Antibiyotik hangi hallerde kullanılmalı?
- Antibiyotik kullanımının ihtiyaç duyulduğu birkaç durum şöyledir;
- Hasta kişinin semptomları kötüleşiyorsa,
- Rahatsızlık 7-10 günü geçiyor ise,
- Organ nakli yapılmışsa,
- HIV virüsü varsa,
- Steroid kullanılıyorsa,
- Kanser nedeniyle bağışıklık sistemi zayıfladıysa uzman bir doktora başvurmak gerekir.

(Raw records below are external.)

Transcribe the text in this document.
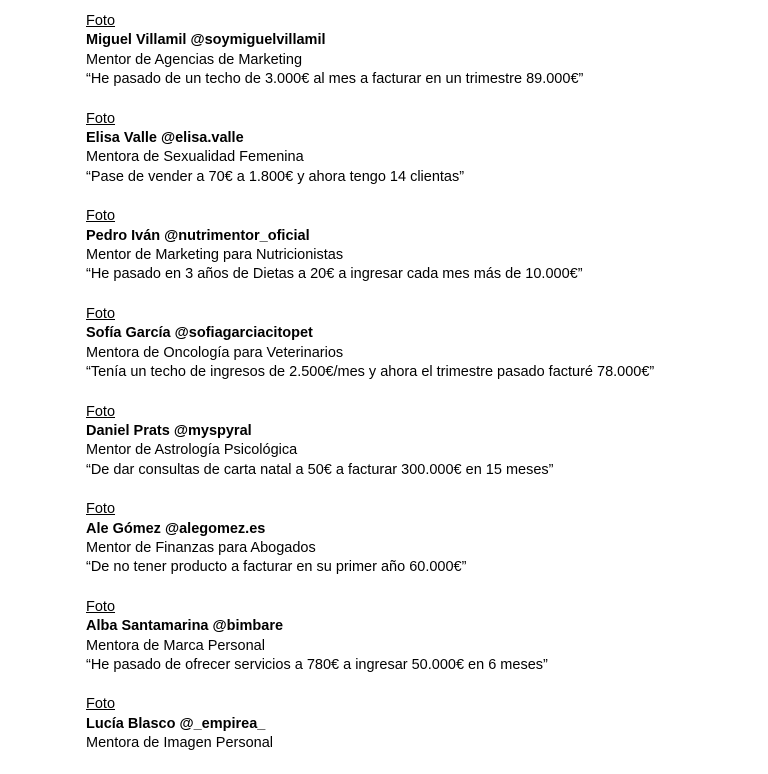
Foto
Miguel Villamil @soymiguelvillamil
Mentor de Agencias de Marketing
“He pasado de un techo de 3.000€ al mes a facturar en un trimestre 89.000€”
Foto
Elisa Valle @elisa.valle
Mentora de Sexualidad Femenina
“Pase de vender a 70€ a 1.800€ y ahora tengo 14 clientas”
Foto
Pedro Iván @nutrimentor_oficial
Mentor de Marketing para Nutricionistas
“He pasado en 3 años de Dietas a 20€ a ingresar cada mes más de 10.000€”
Foto
Sofía García @sofiagarciacitopet
Mentora de Oncología para Veterinarios
“Tenía un techo de ingresos de 2.500€/mes y ahora el trimestre pasado facturé 78.000€”
Foto
Daniel Prats @myspyral
Mentor de Astrología Psicológica
“De dar consultas de carta natal a 50€ a facturar 300.000€ en 15 meses”
Foto
Ale Gómez @alegomez.es
Mentor de Finanzas para Abogados
“De no tener producto a facturar en su primer año 60.000€”
Foto
Alba Santamarina @bimbare
Mentora de Marca Personal
“He pasado de ofrecer servicios a 780€ a ingresar 50.000€ en 6 meses”
Foto
Lucía Blasco @_empirea_
Mentora de Imagen Personal
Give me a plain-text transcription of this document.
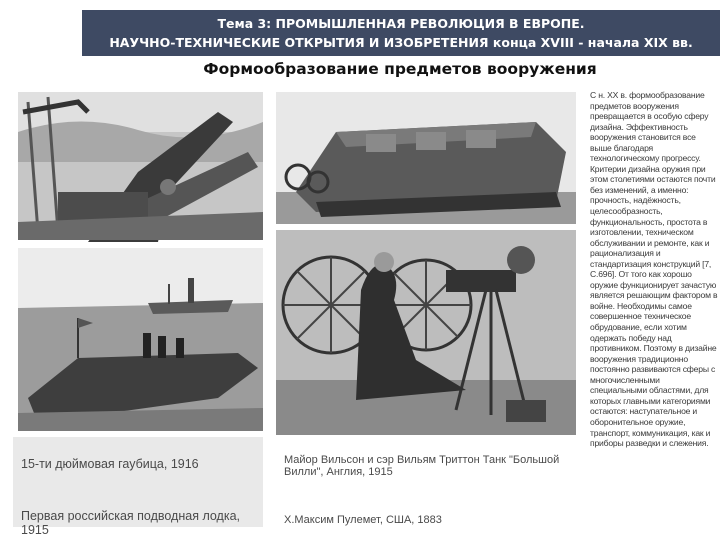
Тема 3: ПРОМЫШЛЕННАЯ РЕВОЛЮЦИЯ В ЕВРОПЕ.
НАУЧНО-ТЕХНИЧЕСКИЕ ОТКРЫТИЯ И ИЗОБРЕТЕНИЯ конца XVIII - начала XIX вв.
Формообразование предметов вооружения
С н. XX в. формообразование предметов вооружения превращается в особую сферу дизайна. Эффективность вооружения становится все выше благодаря технологическому прогрессу. Критерии дизайна оружия при этом столетиями остаются почти без изменений, а именно: прочность, надёжность, целесообразность, функциональность, простота в изготовлении, техническом обслуживании и ремонте, как и рационализация и стандартизация конструкций [7, С.696]. От того как хорошо оружие функционирует зачастую является решающим фактором в войне. Необходимы самое совершенное техническое обрудование, если хотим одержать победу над противником. Поэтому в дизайне вооружения традиционно постоянно развиваются сферы с многочисленными специальными областями, для которых главными категориями остаются: наступательное и оборонительное оружие, транспорт, коммуникация, как и приборы разведки и слежения.

15-ти дюймовая гаубица, 1916

Первая российская подводная лодка, 1915

Майор Вильсон и сэр Вильям Триттон Танк "Большой Вилли", Англия, 1915

Х.Максим Пулемет, США, 1883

Çoğunlukla doktor tavsiyesiyle eczaneden alınan ürünlerde semptomatik tedavi yapılır. Bunlar içinde semptomlara yönelik ilaçlar önerilir. Ağrı kesiciler (asetaminofen) burun ve geniz tıkanıklığı için "dekonjestan" etkili "antihistaminikler", tuzlu su ile yapılan burun damlaları ve gargaralar ile sıcak çay ve pastiller ana tedavi yollarıdır. Gribe karşı etkin korunma yöntemi, yıllık yapılan grip aşısıdır. Unutmamak gerekir ki aşı, sadece “influenza” tipi grip virüslerine etkilidir. Diğer enfeksiyonlardan korunmak için sık sık el yıkamak (veya alkol bazlı el antiseptiği kullanmak ) ile ortamı sıklıkla havalandırmak önemlidir.